Qu’est-ce que « l’opinionisme » ? Mgr Sanborn combat sous ce néologisme l’affirmation selon laquelle seul le Souverain Pontife peut trancher la question de savoir si Bergoglio et ses prédécesseurs sont Papes ou non.

Qui est désigné « opinioniste » ? À en croire Mgr Sanborn, Mgr Lefebvre serait le premier. Mais seraient également « opinionistes » « la Fraternité St Pie X » « [et d’autres…] », lesquels resteront dans l’anonymat qu’ils méritent.
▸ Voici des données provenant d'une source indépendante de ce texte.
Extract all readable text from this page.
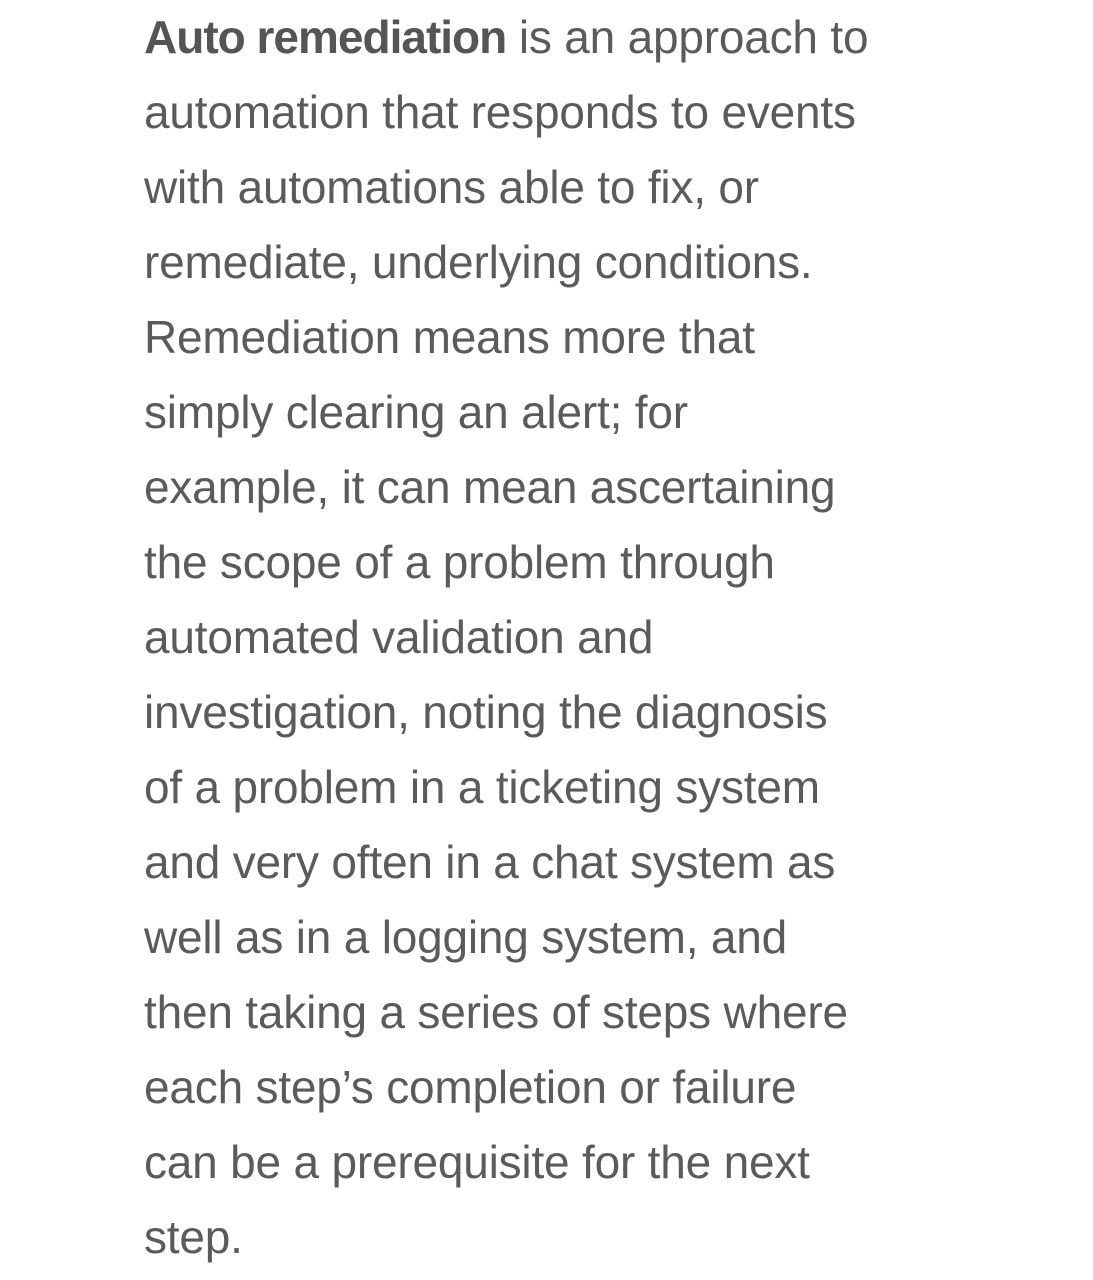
Auto remediation is an approach to
automation that responds to events
with automations able to fix, or
remediate, underlying conditions.
Remediation means more that
simply clearing an alert; for
example, it can mean ascertaining
the scope of a problem through
automated validation and
investigation, noting the diagnosis
of a problem in a ticketing system
and very often in a chat system as
well as in a logging system, and
then taking a series of steps where
each step’s completion or failure
can be a prerequisite for the next
step.
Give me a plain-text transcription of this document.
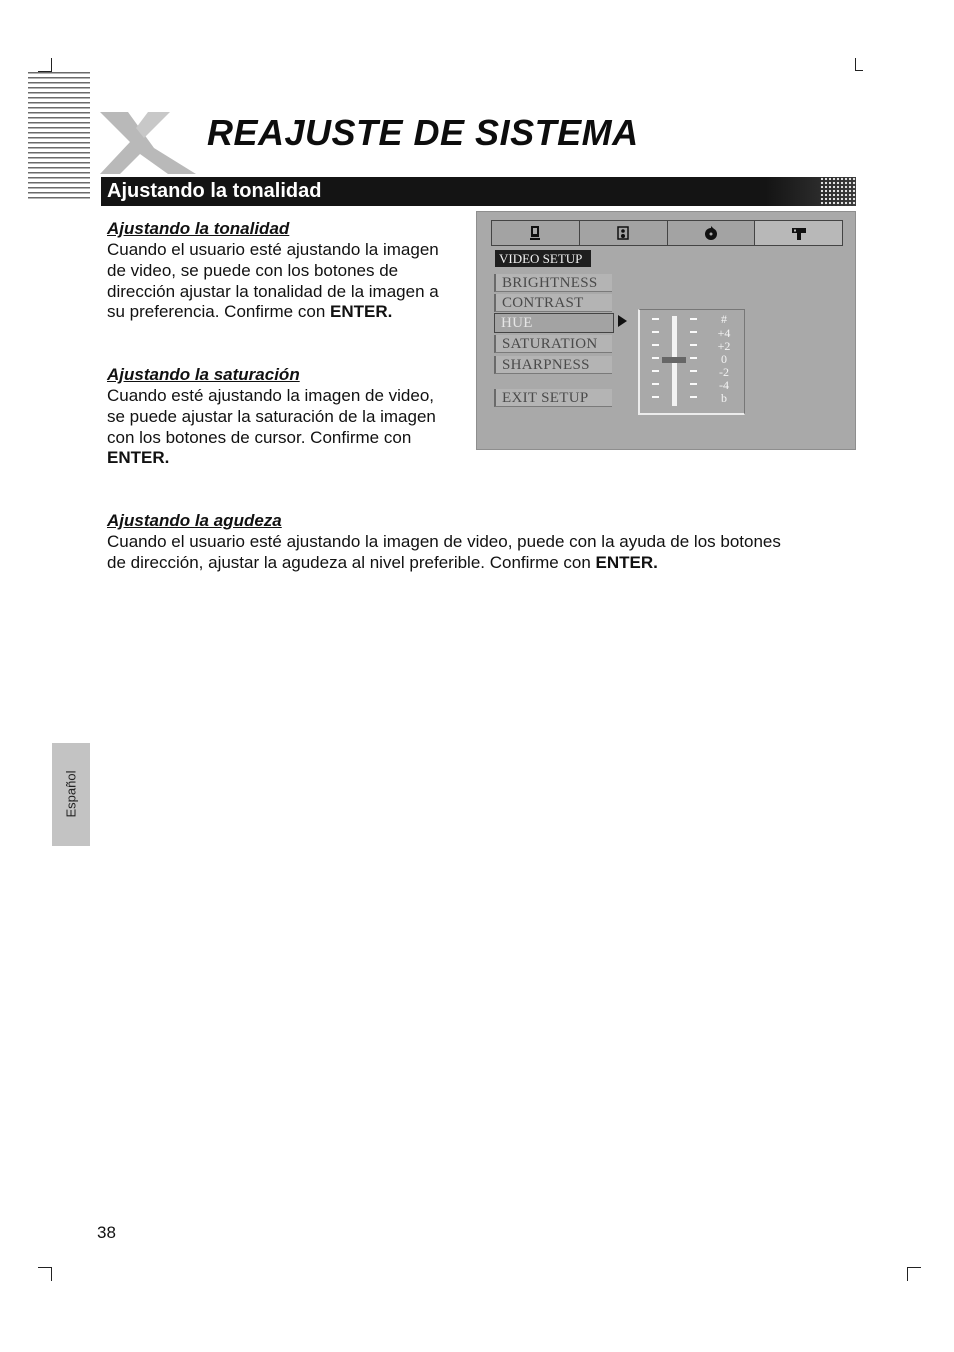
REAJUSTE DE SISTEMA
Ajustando la tonalidad
Ajustando la tonalidad
Cuando el usuario esté ajustando la imagen
de video, se puede con los botones de
dirección ajustar la tonalidad de la imagen a
su preferencia. Confirme con ENTER.
Ajustando la saturación
Cuando esté ajustando la imagen de video,
se puede ajustar la saturación de la imagen
con los botones de cursor. Confirme con
ENTER.
Ajustando la agudeza
Cuando el usuario esté ajustando la imagen de video, puede con la ayuda de los botones
de dirección, ajustar la agudeza al nivel preferible. Confirme con ENTER.
VIDEO SETUP
BRIGHTNESS
CONTRAST
HUE
SATURATION
SHARPNESS
EXIT SETUP
#
+4
+2
0
-2
-4
b
Español
38
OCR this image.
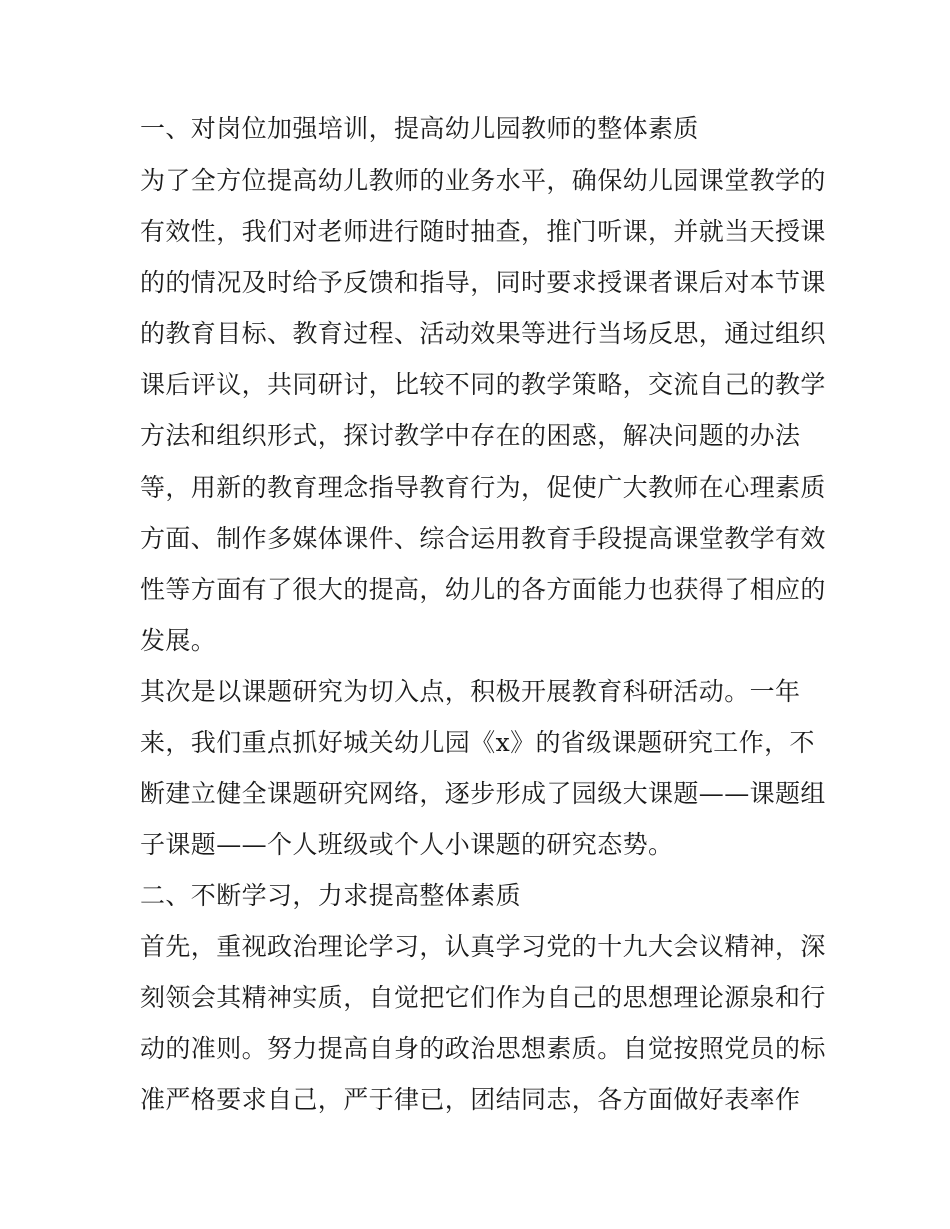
一、对岗位加强培训，提高幼儿园教师的整体素质
为了全方位提高幼儿教师的业务水平，确保幼儿园课堂教学的
有效性，我们对老师进行随时抽查，推门听课，并就当天授课
的的情况及时给予反馈和指导，同时要求授课者课后对本节课
的教育目标、教育过程、活动效果等进行当场反思，通过组织
课后评议，共同研讨，比较不同的教学策略，交流自己的教学
方法和组织形式，探讨教学中存在的困惑，解决问题的办法
等，用新的教育理念指导教育行为，促使广大教师在心理素质
方面、制作多媒体课件、综合运用教育手段提高课堂教学有效
性等方面有了很大的提高，幼儿的各方面能力也获得了相应的
发展。
其次是以课题研究为切入点，积极开展教育科研活动。一年
来，我们重点抓好城关幼儿园《x》的省级课题研究工作，不
断建立健全课题研究网络，逐步形成了园级大课题——课题组
子课题——个人班级或个人小课题的研究态势。
二、不断学习，力求提高整体素质
首先，重视政治理论学习，认真学习党的十九大会议精神，深
刻领会其精神实质，自觉把它们作为自己的思想理论源泉和行
动的准则。努力提高自身的政治思想素质。自觉按照党员的标
准严格要求自己，严于律已，团结同志，各方面做好表率作
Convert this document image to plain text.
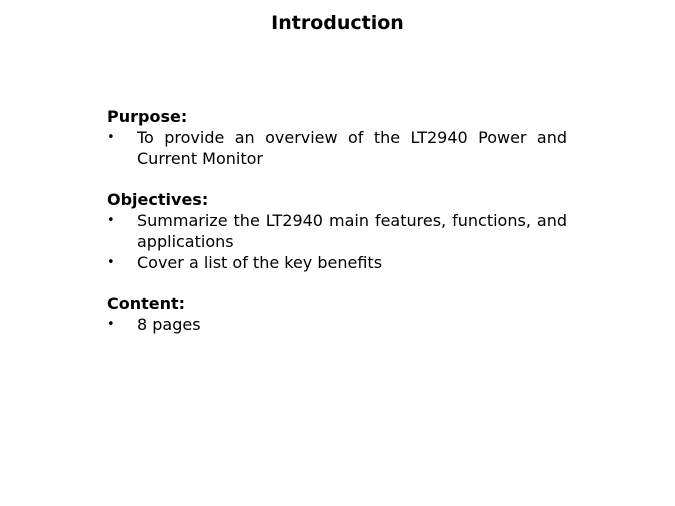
Introduction
Purpose:
• To provide an overview of the LT2940 Power and Current Monitor
Objectives:
• Summarize the LT2940 main features, functions, and applications
• Cover a list of the key benefits
Content:
• 8 pages
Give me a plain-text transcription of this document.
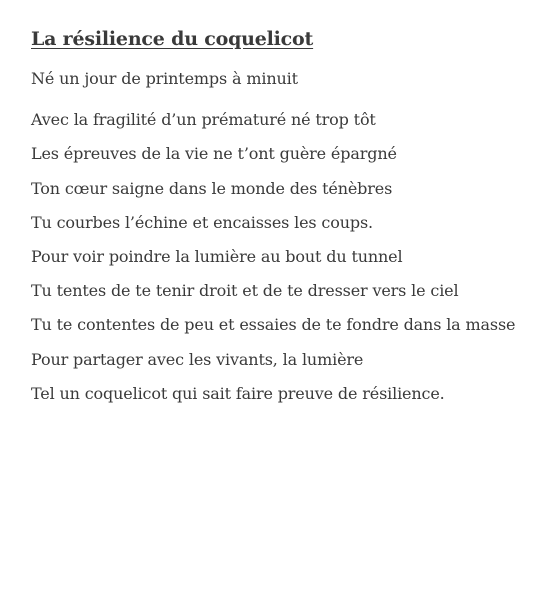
La résilience du coquelicot
Né un jour de printemps à minuit
Avec la fragilité d’un prématuré né trop tôt
Les épreuves de la vie ne t’ont guère épargné
Ton cœur saigne dans le monde des ténèbres
Tu courbes l’échine et encaisses les coups.
Pour voir poindre la lumière au bout du tunnel
Tu tentes de te tenir droit et de te dresser vers le ciel
Tu te contentes de peu et essaies de te fondre dans la masse
Pour partager avec les vivants, la lumière
Tel un coquelicot qui sait faire preuve de résilience.
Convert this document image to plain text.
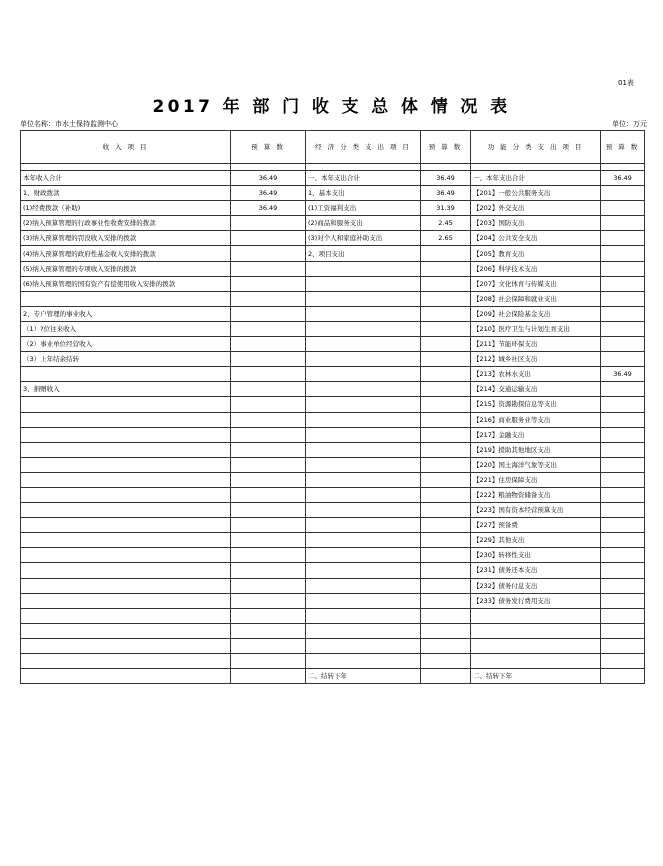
01表
2017 年 部 门 收 支 总 体 情 况 表
单位名称：市水土保持监测中心	单位：万元
收 入 项 目	预 算 数	经 济 分 类 支 出 项 目	预 算 数	功 能 分 类 支 出 项 目	预 算 数

本年收入合计	36.49	一、本年支出合计	36.49	一、本年支出合计	36.49
1、财政拨款	36.49	1、基本支出	36.49	【201】一般公共服务支出	
(1)经费拨款（补助)	36.49	(1)工资福利支出	31.39	【202】外交支出	
(2)纳入预算管理的行政事业性收费安排的拨款		(2)商品和服务支出	2.45	【203】国防支出	
(3)纳入预算管理的罚没收入安排的拨款		(3)对个人和家庭补助支出	2.65	【204】公共安全支出	
(4)纳入预算管理的政府性基金收入安排的拨款		2、项目支出		【205】教育支出	
(5)纳入预算管理的专项收入安排的拨款				【206】科学技术支出	
(6)纳入预算管理的国有资产有偿使用收入安排的拨款				【207】文化体育与传媒支出	
				【208】社会保障和就业支出	
2、专户管理的事业收入				【209】社会保险基金支出	
（1）?位往来收入				【210】医疗卫生与计划生育支出	
（2）事业单位经营收入				【211】节能环保支出	
（3）上年结余结转				【212】城乡社区支出	
				【213】农林水支出	36.49
3、捐赠收入				【214】交通运输支出	
				【215】资源勘探信息等支出	
				【216】商业服务业等支出	
				【217】金融支出	
				【219】援助其他地区支出	
				【220】国土海洋气象等支出	
				【221】住房保障支出	
				【222】粮油物资储备支出	
				【223】国有资本经营预算支出	
				【227】预备费	
				【229】其他支出	
				【230】转移性支出	
				【231】债务还本支出	
				【232】债务付息支出	
				【233】债务发行费用支出	

		二、结转下年		二、结转下年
Mgr Lefebvre a incontestablement varié dans ses affirmations concernant l’actuelle occupation du Saint Siège, et je veux bien admettre qu’il ait, parfois, considéré la question comme une « opinion libre ». Mais n’y a-t-il pas un léger abus à inclure comme tenant de cette « opinion » la Fraternité St Pie X ? Où donc la Fraternité St Pie X, ou même son fondateur d’ailleurs, ont-ils invoqué la nécessité d’une décision d’un Souverain Pontife pour trancher la question de l’actuelle occupation du Saint Siège, comme le reproche Mgr Sanborn aux « opinionistes » ? Où donc la Fraternité St Pie X a-t-elle affirmé que seul le Pape bénéficiait de l’assistance du St Esprit pour pouvoir obliger les catholiques, sous peine de péché, à décider d’une telle question ? Où donc la Fraternité St Pie X a-t-elle affirmé l’infaillibilité du magistère ordinaire ?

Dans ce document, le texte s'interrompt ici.